SARAMAGO, José (2016). O Ano da Morte de Ricardo Reis. Porto: Porto Editora, pp. 61-63.

Apresenta, de forma bem estruturada, as tuas respostas aos itens que se seguem.

1. Localiza o excerto na estrutura interna do romance a que pertence.

2. Refere um efeito expressivo da enumeração presente nas linhas 5 a 7.

3. Analisa a postura do narrador ao longo do texto.

Correção
1.Excerto localizado no início da ação:
· correspondendo ao segundo contacto entre Ricardo Reis e Lídia;
· indiciando o tipo de relação amorosa que irá estabelecer-se entre
Ricardo Reis e Lídia (marcada pela assimetria que resulta da pertença a
diferentes classes sociais – médico/criada).

2. Sugestão do ambiente de luxo/sumptuosidade supostamente existente


no hotel Bragança, de acordo com a imaginação de Ricardo Reis.
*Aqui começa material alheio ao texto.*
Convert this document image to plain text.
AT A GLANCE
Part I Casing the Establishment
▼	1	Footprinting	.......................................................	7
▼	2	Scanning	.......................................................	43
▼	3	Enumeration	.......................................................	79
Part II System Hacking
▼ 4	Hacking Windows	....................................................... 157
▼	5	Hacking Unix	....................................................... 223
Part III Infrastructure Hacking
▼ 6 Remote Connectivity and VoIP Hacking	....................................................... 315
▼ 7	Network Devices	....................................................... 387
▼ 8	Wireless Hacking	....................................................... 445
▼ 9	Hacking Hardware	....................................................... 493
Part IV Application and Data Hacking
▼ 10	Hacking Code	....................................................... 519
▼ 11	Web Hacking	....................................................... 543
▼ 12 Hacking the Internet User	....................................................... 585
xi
3. Narrador interventivo, que:


· mostra conhecer os pensamentos da personagem Ricardo Reis (ll. 2-4,
8-9);
· reflete sobre a verosimilhança da história narrada (ll. 9-13);
· de forma irónica, critica os preconceitos de classes existentes na
sociedade (ll. 13-17);
· jocosamente, parodia a condição humana (ll. 19-20);
· censura o culto da aparência por parte do hotel (ll. 20-22).